[Date Prev][Date Next][Thread Prev][Thread Next][Date Index][Thread Index]

Rationale for the definitions of SKEYID (long msg)




Recent discussion in the list have made clear the need for some 
clarification of the rationale behind the definition of SKEYID for each of 
the authentication modes in IKE.  The following note is intended to provide 
an intuitive account of the basic cryptographic rationale behind 
these specifications without getting too technical.  As with everything 
regarding cryptographic design, intuition alone is dangerous.  So 
take this as a high-level (and simplistic) overview of the considerations.  
A full analysis of these modes would require far more elaboration.

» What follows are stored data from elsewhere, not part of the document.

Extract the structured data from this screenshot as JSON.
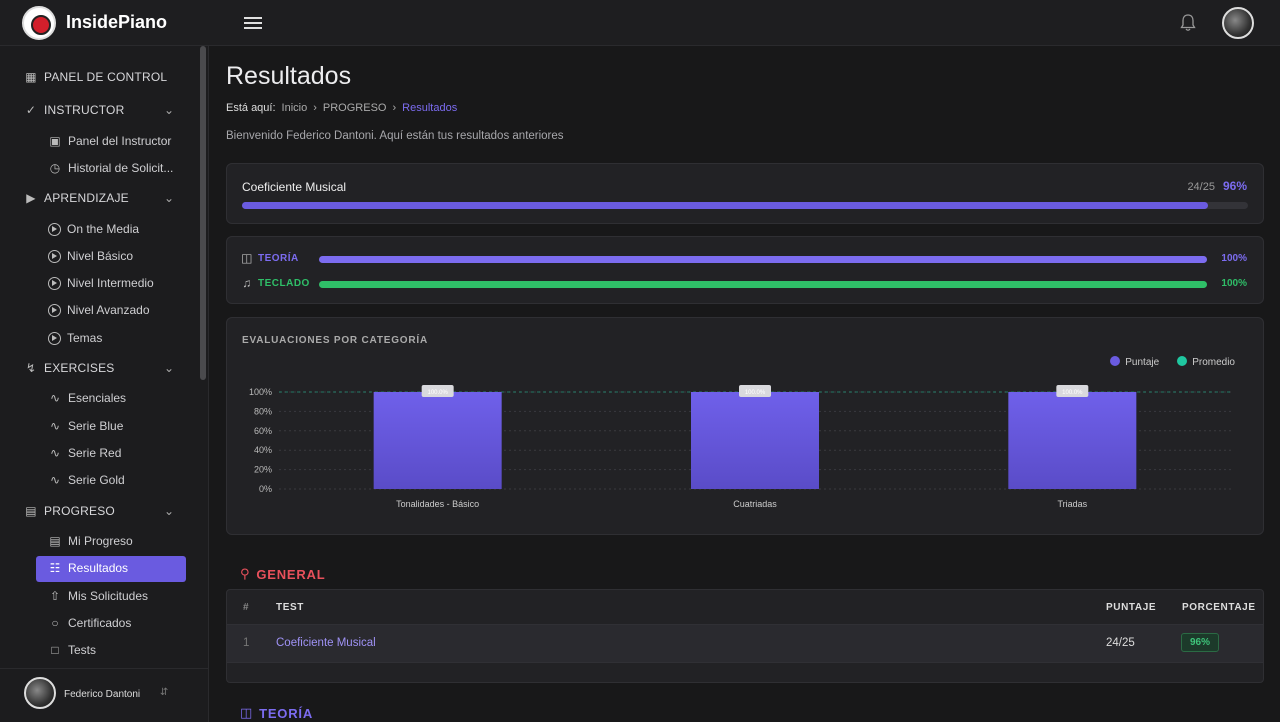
{
  "app": {
    "brand": "InsidePiano"
  },
  "sidebar": {
    "sections": [
      {
        "label": "PANEL DE CONTROL",
        "icon": "grid-icon"
      },
      {
        "label": "INSTRUCTOR",
        "icon": "check-circle-icon",
        "items": [
          "Panel del Instructor",
          "Historial de Solicit..."
        ]
      },
      {
        "label": "APRENDIZAJE",
        "icon": "video-icon",
        "items": [
          "On the Media",
          "Nivel Básico",
          "Nivel Intermedio",
          "Nivel Avanzado",
          "Temas"
        ]
      },
      {
        "label": "EXERCISES",
        "icon": "bolt-icon",
        "items": [
          "Esenciales",
          "Serie Blue",
          "Serie Red",
          "Serie Gold"
        ]
      },
      {
        "label": "PROGRESO",
        "icon": "bar-chart-icon",
        "items": [
          "Mi Progreso",
          "Resultados",
          "Mis Solicitudes",
          "Certificados",
          "Tests"
        ]
      }
    ],
    "active_item": "Resultados",
    "user": {
      "name": "Federico Dantoni"
    }
  },
  "page": {
    "title": "Resultados",
    "breadcrumb": {
      "label": "Está aquí:",
      "items": [
        "Inicio",
        "PROGRESO",
        "Resultados"
      ]
    },
    "welcome": "Bienvenido Federico Dantoni. Aquí están tus resultados anteriores"
  },
  "coeficiente": {
    "label": "Coeficiente Musical",
    "score": "24/25",
    "percent": "96%",
    "fill": 0.96,
    "color": "#6a5be0"
  },
  "categories": [
    {
      "label": "TEORÍA",
      "percent": "100%",
      "fill": 1.0,
      "color": "#7c6cf0"
    },
    {
      "label": "TECLADO",
      "percent": "100%",
      "fill": 1.0,
      "color": "#2fbf68"
    }
  ],
  "chart_data": {
    "type": "bar",
    "title": "EVALUACIONES POR CATEGORÍA",
    "categories": [
      "Tonalidades - Básico",
      "Cuatriadas",
      "Triadas"
    ],
    "series": [
      {
        "name": "Puntaje",
        "values": [
          100,
          100,
          100
        ],
        "color": "#6a5be0"
      },
      {
        "name": "Promedio",
        "values": [
          100,
          100,
          100
        ],
        "color": "#1fc7a0"
      }
    ],
    "data_labels": [
      "100.0%",
      "100.0%",
      "100.0%"
    ],
    "yticks": [
      "100%",
      "80%",
      "60%",
      "40%",
      "20%",
      "0%"
    ],
    "ylim": [
      0,
      100
    ],
    "legend": "top-right"
  },
  "general": {
    "heading": "GENERAL",
    "columns": [
      "#",
      "TEST",
      "PUNTAJE",
      "PORCENTAJE"
    ],
    "rows": [
      {
        "n": "1",
        "test": "Coeficiente Musical",
        "score": "24/25",
        "percent": "96%"
      }
    ]
  },
  "next_section": {
    "heading": "TEORÍA"
  }
}
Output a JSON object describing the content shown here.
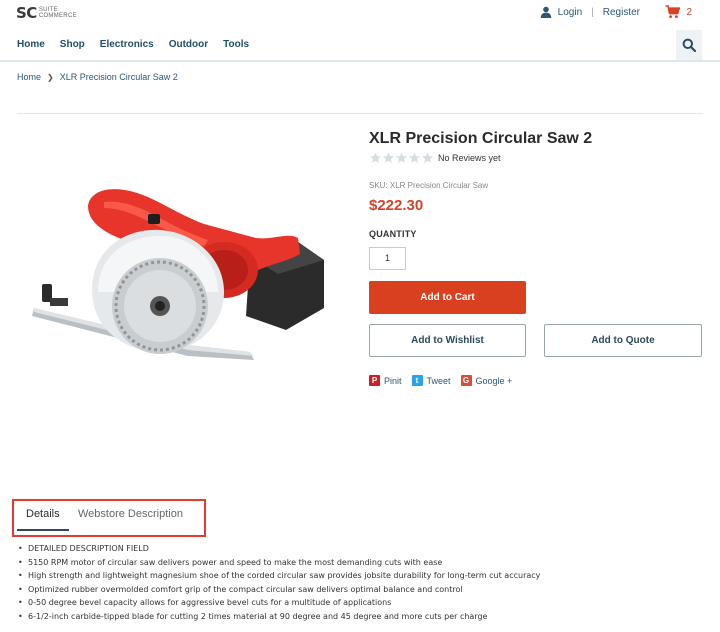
{
  "header": {
    "logo_main": "SC",
    "logo_sub_line1": "SUITE",
    "logo_sub_line2": "COMMERCE",
    "login_label": "Login",
    "register_label": "Register",
    "cart_count": "2"
  },
  "nav": {
    "items": [
      {
        "label": "Home"
      },
      {
        "label": "Shop"
      },
      {
        "label": "Electronics"
      },
      {
        "label": "Outdoor"
      },
      {
        "label": "Tools"
      }
    ]
  },
  "breadcrumb": {
    "home": "Home",
    "current": "XLR Precision Circular Saw 2"
  },
  "product": {
    "title": "XLR Precision Circular Saw 2",
    "reviews": "No Reviews yet",
    "rating_stars": 0,
    "sku": "SKU: XLR Precision Circular Saw",
    "price": "$222.30",
    "quantity_label": "QUANTITY",
    "quantity_value": "1",
    "add_to_cart": "Add to Cart",
    "add_to_wishlist": "Add to Wishlist",
    "add_to_quote": "Add to Quote"
  },
  "share": {
    "pinit": "Pinit",
    "tweet": "Tweet",
    "google": "Google +"
  },
  "tabs": {
    "details": "Details",
    "webstore": "Webstore Description"
  },
  "description": [
    "DETAILED DESCRIPTION FIELD",
    "5150 RPM motor of circular saw delivers power and speed to make the most demanding cuts with ease",
    "High strength and lightweight magnesium shoe of the corded circular saw provides jobsite durability for long-term cut accuracy",
    "Optimized rubber overmolded comfort grip of the compact circular saw delivers optimal balance and control",
    "0-50 degree bevel capacity allows for aggressive bevel cuts for a multitude of applications",
    "6-1/2-inch carbide-tipped blade for cutting 2 times material at 90 degree and 45 degree and more cuts per charge"
  ],
  "colors": {
    "accent": "#d8401f",
    "nav_text": "#234f66",
    "highlight_box": "#e53a2f"
  },
  "icons": {
    "user": "user-icon",
    "cart": "cart-icon",
    "search": "search-icon",
    "star": "star-icon",
    "pinterest": "pinterest-icon",
    "twitter": "twitter-icon",
    "google": "google-plus-icon"
  }
}
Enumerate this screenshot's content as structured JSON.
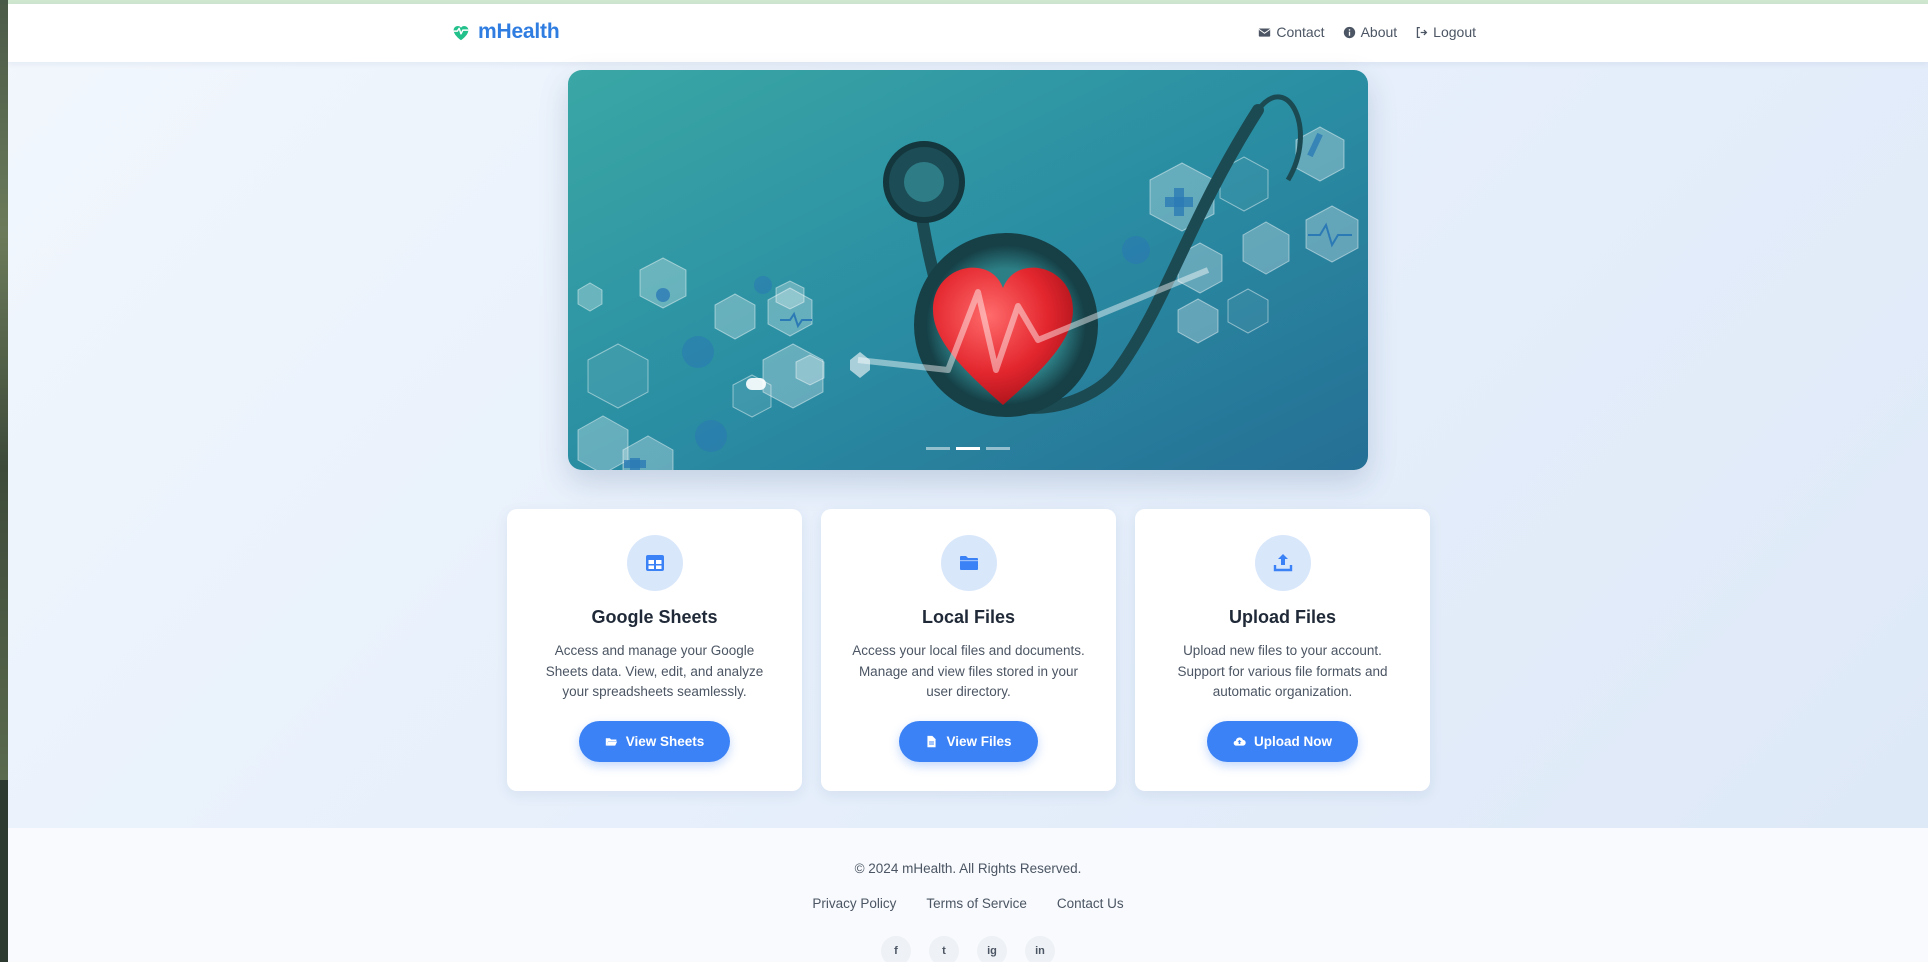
{
  "brand": {
    "name": "mHealth",
    "color": "#2f7de1",
    "logo_icon": "heart-pulse-icon",
    "logo_color": "#22c08a"
  },
  "nav": {
    "items": [
      {
        "label": "Contact",
        "icon": "envelope-icon"
      },
      {
        "label": "About",
        "icon": "info-circle-icon"
      },
      {
        "label": "Logout",
        "icon": "sign-out-icon"
      }
    ]
  },
  "hero": {
    "image": "stethoscope with red heart and medical hexagon icons on teal background",
    "slides_total": 3,
    "active_slide": 2
  },
  "cards": [
    {
      "title": "Google Sheets",
      "description": "Access and manage your Google Sheets data. View, edit, and analyze your spreadsheets seamlessly.",
      "icon": "table-icon",
      "button": {
        "label": "View Sheets",
        "icon": "folder-open-icon"
      }
    },
    {
      "title": "Local Files",
      "description": "Access your local files and documents. Manage and view files stored in your user directory.",
      "icon": "folder-icon",
      "button": {
        "label": "View Files",
        "icon": "file-icon"
      }
    },
    {
      "title": "Upload Files",
      "description": "Upload new files to your account. Support for various file formats and automatic organization.",
      "icon": "upload-icon",
      "button": {
        "label": "Upload Now",
        "icon": "cloud-upload-icon"
      }
    }
  ],
  "footer": {
    "copyright": "© 2024 mHealth. All Rights Reserved.",
    "links": [
      "Privacy Policy",
      "Terms of Service",
      "Contact Us"
    ],
    "socials": [
      {
        "label": "f",
        "icon": "facebook-icon"
      },
      {
        "label": "t",
        "icon": "twitter-icon"
      },
      {
        "label": "ig",
        "icon": "instagram-icon"
      },
      {
        "label": "in",
        "icon": "linkedin-icon"
      }
    ]
  },
  "colors": {
    "accent": "#3b82f6",
    "icon_bg": "#d9e7fb",
    "text": "#1f2937",
    "muted": "#4b5563"
  }
}
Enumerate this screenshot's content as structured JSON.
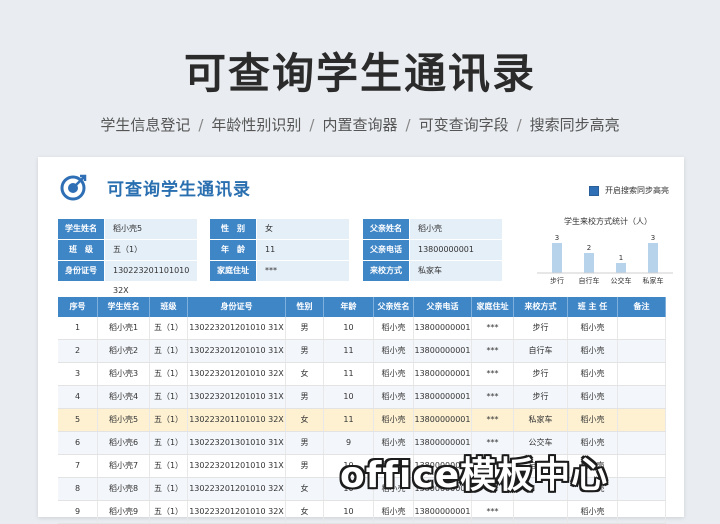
{
  "hero_title": "可查询学生通讯录",
  "features": [
    "学生信息登记",
    "年龄性别识别",
    "内置查询器",
    "可变查询字段",
    "搜索同步高亮"
  ],
  "feature_separator": "/",
  "sheet": {
    "title": "可查询学生通讯录",
    "sync_checkbox_label": "开启搜索同步高亮",
    "sync_checked": true,
    "accent_color": "#3f86c7"
  },
  "form": {
    "student_name": {
      "label": "学生姓名",
      "value": "稻小壳5"
    },
    "class": {
      "label": "班　级",
      "value": "五（1）"
    },
    "id_card": {
      "label": "身份证号",
      "value": "130223201101010 32X"
    },
    "gender": {
      "label": "性　别",
      "value": "女"
    },
    "age": {
      "label": "年　龄",
      "value": "11"
    },
    "address": {
      "label": "家庭住址",
      "value": "***"
    },
    "father_name": {
      "label": "父亲姓名",
      "value": "稻小壳"
    },
    "father_phone": {
      "label": "父亲电话",
      "value": "13800000001"
    },
    "transport": {
      "label": "来校方式",
      "value": "私家车"
    }
  },
  "chart_data": {
    "type": "bar",
    "title": "学生来校方式统计（人）",
    "categories": [
      "步行",
      "自行车",
      "公交车",
      "私家车"
    ],
    "values": [
      3,
      2,
      1,
      3
    ],
    "ylim": [
      0,
      3
    ],
    "bar_color": "#b7d3ec"
  },
  "table": {
    "headers": [
      "序号",
      "学生姓名",
      "班级",
      "身份证号",
      "性别",
      "年龄",
      "父亲姓名",
      "父亲电话",
      "家庭住址",
      "来校方式",
      "班 主 任",
      "备注"
    ],
    "rows": [
      [
        "1",
        "稻小壳1",
        "五（1）",
        "130223201201010 31X",
        "男",
        "10",
        "稻小壳",
        "13800000001",
        "***",
        "步行",
        "稻小壳",
        ""
      ],
      [
        "2",
        "稻小壳2",
        "五（1）",
        "130223201201010 31X",
        "男",
        "11",
        "稻小壳",
        "13800000001",
        "***",
        "自行车",
        "稻小壳",
        ""
      ],
      [
        "3",
        "稻小壳3",
        "五（1）",
        "130223201201010 32X",
        "女",
        "11",
        "稻小壳",
        "13800000001",
        "***",
        "步行",
        "稻小壳",
        ""
      ],
      [
        "4",
        "稻小壳4",
        "五（1）",
        "130223201201010 31X",
        "男",
        "10",
        "稻小壳",
        "13800000001",
        "***",
        "步行",
        "稻小壳",
        ""
      ],
      [
        "5",
        "稻小壳5",
        "五（1）",
        "130223201101010 32X",
        "女",
        "11",
        "稻小壳",
        "13800000001",
        "***",
        "私家车",
        "稻小壳",
        ""
      ],
      [
        "6",
        "稻小壳6",
        "五（1）",
        "130223201301010 31X",
        "男",
        "9",
        "稻小壳",
        "13800000001",
        "***",
        "公交车",
        "稻小壳",
        ""
      ],
      [
        "7",
        "稻小壳7",
        "五（1）",
        "130223201201010 31X",
        "男",
        "10",
        "稻小壳",
        "13800000001",
        "***",
        "自行车",
        "稻小壳",
        ""
      ],
      [
        "8",
        "稻小壳8",
        "五（1）",
        "130223201201010 32X",
        "女",
        "10",
        "稻小壳",
        "13800000001",
        "***",
        "",
        "稻小壳",
        ""
      ],
      [
        "9",
        "稻小壳9",
        "五（1）",
        "130223201201010 32X",
        "女",
        "10",
        "稻小壳",
        "13800000001",
        "***",
        "",
        "稻小壳",
        ""
      ]
    ],
    "highlighted_row": 5
  },
  "watermark": "office模板中心"
}
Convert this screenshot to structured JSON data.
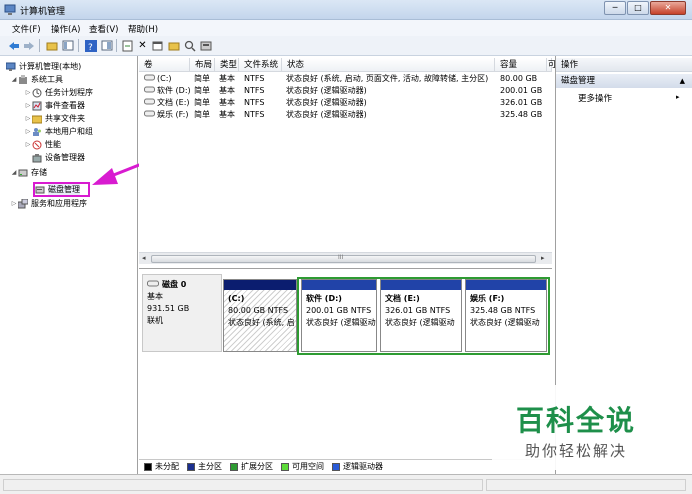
{
  "window": {
    "title": "计算机管理",
    "buttons": [
      "─",
      "□",
      "✕"
    ]
  },
  "menu": [
    "文件(F)",
    "操作(A)",
    "查看(V)",
    "帮助(H)"
  ],
  "toolbar": {
    "icons": [
      "back-icon",
      "forward-icon",
      "up-folder-icon",
      "show-tree-icon",
      "help-icon",
      "console-icon",
      "refresh-icon",
      "delete-icon",
      "properties-icon",
      "open-folder-icon",
      "search-icon",
      "disk-icon"
    ]
  },
  "tree": {
    "root": "计算机管理(本地)",
    "system_tools": "系统工具",
    "task_scheduler": "任务计划程序",
    "event_viewer": "事件查看器",
    "shared_folders": "共享文件夹",
    "local_users": "本地用户和组",
    "performance": "性能",
    "device_manager": "设备管理器",
    "storage": "存储",
    "disk_management": "磁盘管理",
    "services_apps": "服务和应用程序"
  },
  "volume_table": {
    "columns": [
      "卷",
      "布局",
      "类型",
      "文件系统",
      "状态",
      "容量",
      "可"
    ],
    "rows": [
      {
        "volume": "(C:)",
        "layout": "简单",
        "type": "基本",
        "fs": "NTFS",
        "status": "状态良好 (系统, 启动, 页面文件, 活动, 故障转储, 主分区)",
        "capacity": "80.00 GB"
      },
      {
        "volume": "软件 (D:)",
        "layout": "简单",
        "type": "基本",
        "fs": "NTFS",
        "status": "状态良好 (逻辑驱动器)",
        "capacity": "200.01 GB"
      },
      {
        "volume": "文档 (E:)",
        "layout": "简单",
        "type": "基本",
        "fs": "NTFS",
        "status": "状态良好 (逻辑驱动器)",
        "capacity": "326.01 GB"
      },
      {
        "volume": "娱乐 (F:)",
        "layout": "简单",
        "type": "基本",
        "fs": "NTFS",
        "status": "状态良好 (逻辑驱动器)",
        "capacity": "325.48 GB"
      }
    ],
    "scroll_mark": "III"
  },
  "disk": {
    "name": "磁盘 0",
    "type": "基本",
    "size": "931.51 GB",
    "state": "联机",
    "partitions": [
      {
        "name": "(C:)",
        "size": "80.00 GB NTFS",
        "status": "状态良好 (系统, 启"
      },
      {
        "name": "软件  (D:)",
        "size": "200.01 GB NTFS",
        "status": "状态良好 (逻辑驱动"
      },
      {
        "name": "文档  (E:)",
        "size": "326.01 GB NTFS",
        "status": "状态良好 (逻辑驱动"
      },
      {
        "name": "娱乐  (F:)",
        "size": "325.48 GB NTFS",
        "status": "状态良好 (逻辑驱动"
      }
    ]
  },
  "legend": [
    {
      "label": "未分配",
      "color": "#000000"
    },
    {
      "label": "主分区",
      "color": "#1b2f8f"
    },
    {
      "label": "扩展分区",
      "color": "#2e9b32"
    },
    {
      "label": "可用空间",
      "color": "#5ddc3a"
    },
    {
      "label": "逻辑驱动器",
      "color": "#2a5bd7"
    }
  ],
  "actions": {
    "header": "操作",
    "section": "磁盘管理",
    "more": "更多操作"
  },
  "watermark": {
    "line1": "百科全说",
    "line2": "助你轻松解决"
  },
  "colors": {
    "accent": "#d81bd0",
    "primary_partition": "#1b2f8f",
    "logical_drive": "#2143a8",
    "extended": "#2e9b32"
  }
}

Note that this is not a discussion on the merits and need for the different 
authentication modes but an account of how, after the different 
authentication modes were selected, we designed the SKEYID derivation.

(For reference I am appending at the end of this message the definitions
of SKEYID and related elements from the IKE rfc)

GUIDING PRINCIPLES

(1) The main principle guiding this design was, of course, to make 
each of the authentication modes secure.

(2) Second, to reduce the complexity of specification and implementation 
of the different modes by defining a mechanism for key derivation and key
usage which is common to all modes. 

NOTE: this is achieved to a maximal degre by IKE where only the definition 
of SKEYID differs between modes, these differences are essential 
given the essential differences in the type of authentication credentials 
that each mode assumes. Hopefully the presentation below will help 
clarifying these issues.

(3) Third, to use a single cryptographic function, "prf", for the 
derivation of all keys in the protocol. This simplifies the design, 
analysis, and implementation: if you choose a weak prf all fails, 
but if it is good then you are safe. This approach also makes sure 
that you are not using the same key to key two different algorithms 
("key separation" principle).

NOTE: PRFs, for pseudo-random functions, are powerful cryptographic tools: 
they provide for derivation of multiple keys that are indistinguishable 
from randomness and cryptographically independent from each other, 
and they provide mixing properties as we'll see later. They can be 
built out of any secure block cipher or keyed hash function, and 
do not require any idealized properties such as "random oracles".
CBC-MAC and HMAC are common realizations.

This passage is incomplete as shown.